Cryptosporidium distribution pattern and prevalence have been reported in many countries throughout the world[25],[30] and Iran.[31],[32] The results of the present work revealed that the estimated prevalence was similar to those reported in the previous researches.[14],[33] Reported Cryptosporidium infection prevalence by other researchers varied from 22.0 to 59.0% worldwide[24] and 3.8 to 42.8% in Iran.[7],[14],[31],[32] Seasonal changes in prevalence of Cryptosporidium infection were observed in spring and summer in the region. However, there was no significant association. In India, the highest prevalence of Cryptosporidium infection in cattle was reported in rainy season followed by summer and winter (p < 0.01).[34] These trends may reflect direct zoonotic contact and indirect effects of rainfall, farming events such as calving, and environmental pollution with farm waste.[2]

In the present study, the age of examined cattle had significant effect on the prevalence. In addition, the prevalence of C. parvum was decreased with increasing age. The age related distribution of C. parvum infection in this age group was similar to that previously reported in cattle of other parts of Iran.[14],[32] Cryptosporidium parvum has been also reported to primarily infect D young calves and shed the specie.[26],[30] It seems that ND older cattle with low prevalence and without clinical symptoms of cryptosporidiosis may serve as carriers for young calves with an immature immune system in the region. Cryptosporidium infection in this study was considered to be a probable cause of diarrhea in neonates as significant association was found in previous studies.[30],[35],[36] Fotouhi Ardekani et al. found significant difference between D (31.8%) and ND (17.4%) conditions.[14] Also, Brook et al. noted that age was correlated with consistency of the feces [30] so that in younger animals, feces are tending to be looser due to the liquid nature of the milk diet. Sex of examined cattle in the present study had also significant association with the prevalence. This finding was in concordance with previous research by Radfar et al.[32]

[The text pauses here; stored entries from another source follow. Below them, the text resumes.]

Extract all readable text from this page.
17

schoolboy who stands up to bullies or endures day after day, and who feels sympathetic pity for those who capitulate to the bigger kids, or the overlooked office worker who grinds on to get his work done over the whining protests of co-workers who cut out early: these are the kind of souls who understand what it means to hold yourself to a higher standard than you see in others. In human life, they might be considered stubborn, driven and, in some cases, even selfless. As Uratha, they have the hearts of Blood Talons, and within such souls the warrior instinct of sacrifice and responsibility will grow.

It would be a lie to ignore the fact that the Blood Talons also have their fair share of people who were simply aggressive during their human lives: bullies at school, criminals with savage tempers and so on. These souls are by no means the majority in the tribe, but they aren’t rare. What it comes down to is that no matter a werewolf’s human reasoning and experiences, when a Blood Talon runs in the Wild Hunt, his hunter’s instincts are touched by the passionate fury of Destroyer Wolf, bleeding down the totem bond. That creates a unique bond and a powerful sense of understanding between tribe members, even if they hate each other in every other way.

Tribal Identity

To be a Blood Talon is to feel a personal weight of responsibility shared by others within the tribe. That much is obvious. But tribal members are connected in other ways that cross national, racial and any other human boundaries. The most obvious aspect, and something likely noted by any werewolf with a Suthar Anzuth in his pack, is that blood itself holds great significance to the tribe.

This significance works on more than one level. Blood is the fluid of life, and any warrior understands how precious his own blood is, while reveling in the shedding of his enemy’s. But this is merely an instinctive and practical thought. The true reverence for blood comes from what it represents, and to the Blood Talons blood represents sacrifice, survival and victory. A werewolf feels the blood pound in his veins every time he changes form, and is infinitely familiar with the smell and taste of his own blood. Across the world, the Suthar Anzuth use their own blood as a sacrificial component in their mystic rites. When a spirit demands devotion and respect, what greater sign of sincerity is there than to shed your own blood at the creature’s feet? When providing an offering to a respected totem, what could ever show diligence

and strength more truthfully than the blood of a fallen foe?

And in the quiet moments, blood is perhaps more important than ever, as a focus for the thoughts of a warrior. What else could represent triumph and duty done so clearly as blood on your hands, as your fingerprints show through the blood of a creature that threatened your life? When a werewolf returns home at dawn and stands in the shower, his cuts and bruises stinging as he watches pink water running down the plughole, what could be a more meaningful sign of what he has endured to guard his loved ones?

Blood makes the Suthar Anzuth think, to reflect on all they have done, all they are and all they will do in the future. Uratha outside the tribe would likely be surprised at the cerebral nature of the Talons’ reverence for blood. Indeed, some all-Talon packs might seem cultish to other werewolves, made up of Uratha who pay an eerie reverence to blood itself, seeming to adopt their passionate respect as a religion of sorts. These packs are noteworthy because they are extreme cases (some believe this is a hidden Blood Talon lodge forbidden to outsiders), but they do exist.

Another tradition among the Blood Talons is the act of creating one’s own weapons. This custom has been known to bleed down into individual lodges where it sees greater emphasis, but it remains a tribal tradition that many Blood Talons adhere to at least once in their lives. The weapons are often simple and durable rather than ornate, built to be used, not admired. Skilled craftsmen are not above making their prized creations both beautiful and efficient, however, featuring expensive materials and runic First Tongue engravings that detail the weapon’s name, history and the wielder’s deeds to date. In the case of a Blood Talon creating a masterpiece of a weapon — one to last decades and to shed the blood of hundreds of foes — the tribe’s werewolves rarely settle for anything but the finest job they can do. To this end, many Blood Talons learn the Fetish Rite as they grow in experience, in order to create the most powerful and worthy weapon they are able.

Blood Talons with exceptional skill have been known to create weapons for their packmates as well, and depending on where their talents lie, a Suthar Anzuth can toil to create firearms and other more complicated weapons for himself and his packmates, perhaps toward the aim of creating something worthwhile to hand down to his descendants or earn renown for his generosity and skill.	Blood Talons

The findings described in this investigation suggested that C. parvum is the most common species in cattle and farms should be also considered as a potential source of surface water contamination. Thus, further investigations may reveal more information about economic effects of this parasite and public health concern in the region. Furthermore the source of infection should be investigated and control measures should be established in the future.